Which means going into this story, I had little to no memory of who the Monks were or of their motives. Fortunately, Tim Foley's script fills in enough details: they invade planets by changing the population's perceptions so they believe the Monks have always been there. This attempt is based around utilising a holosuite to gain a foothold on the planet through a computer programmer who, for various reasons, is convinced that he's dating the Doctor. He is trying to break up with him, but the simulated paradises are forever intervening. It's a romance, which, as the director Barnaby Edwards says in the extras, isn't something Big Finish does too often, with the Eighth Doctor being the only one of the old guard who is mostly likely to work in this kind of story.

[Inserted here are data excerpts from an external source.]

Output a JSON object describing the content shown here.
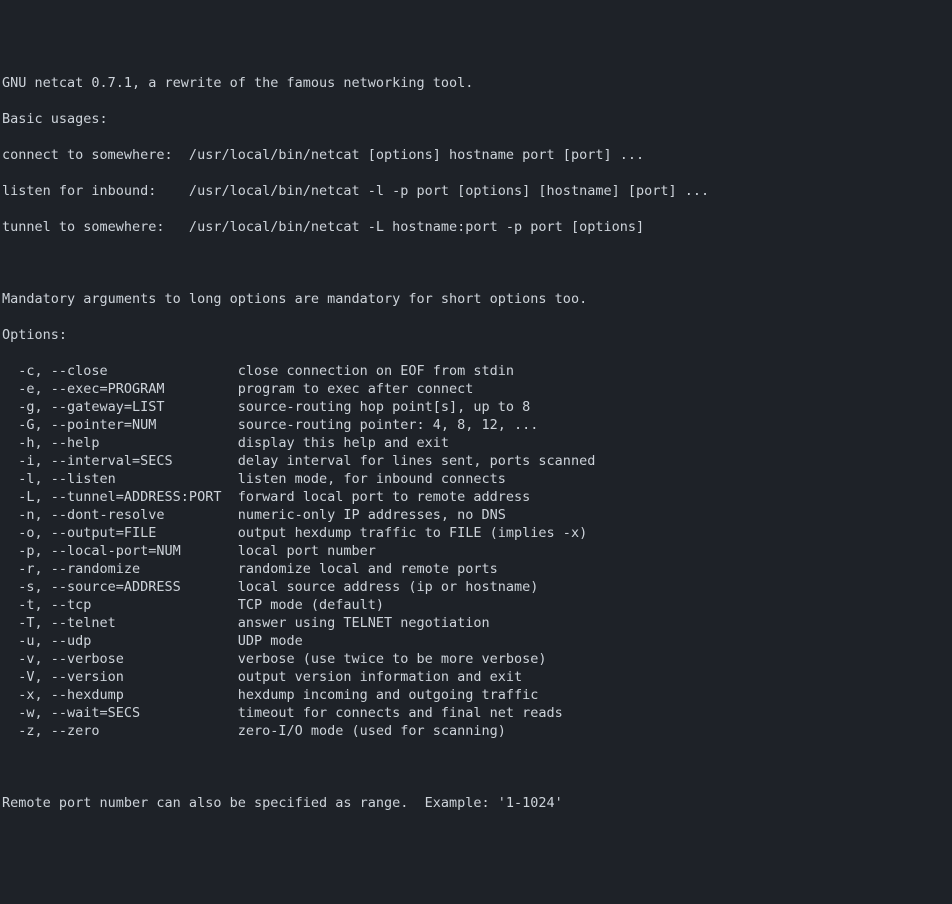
{
  "header": "GNU netcat 0.7.1, a rewrite of the famous networking tool.",
  "usages_title": "Basic usages:",
  "usages": [
    "connect to somewhere:  /usr/local/bin/netcat [options] hostname port [port] ...",
    "listen for inbound:    /usr/local/bin/netcat -l -p port [options] [hostname] [port] ...",
    "tunnel to somewhere:   /usr/local/bin/netcat -L hostname:port -p port [options]"
  ],
  "mandatory": "Mandatory arguments to long options are mandatory for short options too.",
  "options_title": "Options:",
  "options": [
    {
      "flag": "  -c, --close",
      "desc": "close connection on EOF from stdin"
    },
    {
      "flag": "  -e, --exec=PROGRAM",
      "desc": "program to exec after connect"
    },
    {
      "flag": "  -g, --gateway=LIST",
      "desc": "source-routing hop point[s], up to 8"
    },
    {
      "flag": "  -G, --pointer=NUM",
      "desc": "source-routing pointer: 4, 8, 12, ..."
    },
    {
      "flag": "  -h, --help",
      "desc": "display this help and exit"
    },
    {
      "flag": "  -i, --interval=SECS",
      "desc": "delay interval for lines sent, ports scanned"
    },
    {
      "flag": "  -l, --listen",
      "desc": "listen mode, for inbound connects"
    },
    {
      "flag": "  -L, --tunnel=ADDRESS:PORT",
      "desc": "forward local port to remote address"
    },
    {
      "flag": "  -n, --dont-resolve",
      "desc": "numeric-only IP addresses, no DNS"
    },
    {
      "flag": "  -o, --output=FILE",
      "desc": "output hexdump traffic to FILE (implies -x)"
    },
    {
      "flag": "  -p, --local-port=NUM",
      "desc": "local port number"
    },
    {
      "flag": "  -r, --randomize",
      "desc": "randomize local and remote ports"
    },
    {
      "flag": "  -s, --source=ADDRESS",
      "desc": "local source address (ip or hostname)"
    },
    {
      "flag": "  -t, --tcp",
      "desc": "TCP mode (default)"
    },
    {
      "flag": "  -T, --telnet",
      "desc": "answer using TELNET negotiation"
    },
    {
      "flag": "  -u, --udp",
      "desc": "UDP mode"
    },
    {
      "flag": "  -v, --verbose",
      "desc": "verbose (use twice to be more verbose)"
    },
    {
      "flag": "  -V, --version",
      "desc": "output version information and exit"
    },
    {
      "flag": "  -x, --hexdump",
      "desc": "hexdump incoming and outgoing traffic"
    },
    {
      "flag": "  -w, --wait=SECS",
      "desc": "timeout for connects and final net reads"
    },
    {
      "flag": "  -z, --zero",
      "desc": "zero-I/O mode (used for scanning)"
    }
  ],
  "footer": "Remote port number can also be specified as range.  Example: '1-1024'",
  "layout": {
    "flag_col_width": 29
  }
}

It's immensely entertaining. We get to hear the Eighth Doctor properly having fun for the first time in a while, which isn't something he's had much of lately across the ranges, and Paul McGann is clearly enjoying the chance to show that side of him. However, rather like a Companion Chronicle or one of those first-person, hour-long audiobooks that BBC Books produced in the 00s (usually written by James Goss), it puts Charlie Condou's Chris front and centre. The action occurs around him, and he mostly reacts until he has to take control of his own destiny (egged on by the Time Lord). The tiny cast also includes Rise of the Cybermen's Andrew Hayden-Smith as the other love interest, alongside the original voice of the Monks, Tim Bentinck.

Placement:  Ah well, spoiler, but as we discover at the very end, this isn't the Eighth Doctor. It's a digital echo of the Eighth Doctor injected into the system by the original to fight the Monks and help Chris—an alternative Eighth Doctor in a similar way to the microscopic versions of the Fourth Doctor and Leela in The Invisible Enemy. On the cover, he's wearing his leathers, so this could have happened at any time in that period, even when he was travelling with friends. But for clarity, I'll put this at the end of the era with some of this era's solo stories.